PE: Probably biggest is to always do better. Like trying to approve on your year and theres a lot of things that are motivating but thats one of them

KG: Clay, you placed sixth at the Windy Ryon with your brother (Jake Smith), what’s he been up to? Is he going to rodeo this year?

CS: No, he’s going to stay home this summer. Jake rides a lot of horses and trains a lot of horses. He and my other brother, Britt, they're easing around and roping every day. They ride horses and rope at the house. They probably have anywhere between 50 to 60 horses at the house that they rope on. You can't run out of horses to ride. They rope every day. They may amateur rodeo this year and ease around the house— that’s about it.

KG: Paul, you and your wife Amanda recently had a baby. How has becoming a father been treating you? 

PE: It’s awesome—it’s one of the coolest things. It seems like I don’t get to spend enough time with her, but it’s pretty awesome.

KG: Were you rodeoing near the end of her pregnancy? Did you have any plans in case she went into labor?
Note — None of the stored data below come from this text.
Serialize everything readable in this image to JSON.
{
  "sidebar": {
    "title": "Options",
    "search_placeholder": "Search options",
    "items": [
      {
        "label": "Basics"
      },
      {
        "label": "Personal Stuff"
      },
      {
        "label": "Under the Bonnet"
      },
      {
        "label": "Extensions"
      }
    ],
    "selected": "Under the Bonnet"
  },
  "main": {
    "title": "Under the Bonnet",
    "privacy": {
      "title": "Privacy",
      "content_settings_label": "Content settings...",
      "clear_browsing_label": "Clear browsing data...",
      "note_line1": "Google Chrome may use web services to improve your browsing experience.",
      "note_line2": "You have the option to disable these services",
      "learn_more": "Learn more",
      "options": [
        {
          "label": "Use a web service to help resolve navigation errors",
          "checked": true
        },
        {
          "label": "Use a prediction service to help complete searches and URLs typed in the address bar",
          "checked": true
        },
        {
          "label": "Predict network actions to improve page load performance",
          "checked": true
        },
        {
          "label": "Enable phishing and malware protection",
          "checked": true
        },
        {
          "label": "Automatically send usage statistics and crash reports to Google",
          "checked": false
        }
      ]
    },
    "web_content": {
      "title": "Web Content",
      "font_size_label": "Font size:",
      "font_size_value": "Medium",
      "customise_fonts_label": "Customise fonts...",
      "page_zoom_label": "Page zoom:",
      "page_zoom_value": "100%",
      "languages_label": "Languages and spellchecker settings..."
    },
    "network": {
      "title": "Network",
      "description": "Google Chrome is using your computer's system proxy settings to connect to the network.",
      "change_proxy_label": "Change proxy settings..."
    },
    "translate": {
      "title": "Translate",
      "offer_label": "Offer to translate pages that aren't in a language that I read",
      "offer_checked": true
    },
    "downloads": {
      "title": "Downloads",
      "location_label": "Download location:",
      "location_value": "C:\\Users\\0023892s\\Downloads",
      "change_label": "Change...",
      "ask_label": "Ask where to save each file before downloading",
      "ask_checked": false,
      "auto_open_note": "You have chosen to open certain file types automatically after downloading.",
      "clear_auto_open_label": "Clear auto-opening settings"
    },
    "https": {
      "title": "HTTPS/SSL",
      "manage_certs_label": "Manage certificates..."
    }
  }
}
PE: Yes ma’am. I was in California at some rodeos out there when she was getting close. She had her on her due-date so it never conflicted with anything. If she would have come early I would have turned out and gone home and been there either way.

KG: Has having a child changed your rodeo career any?

PE: You know, it’s pretty new right now—so far not really. She’s so small right now. I’m sure in the future it will but right now it hasn't affected it a whole lot.

KG: Will your wife and baby come on the road more?

PE: They probably won't this summer a whole lot. After she gets a little older she probably will but she's kinda new now so it’s probably best for them to stay in one spot.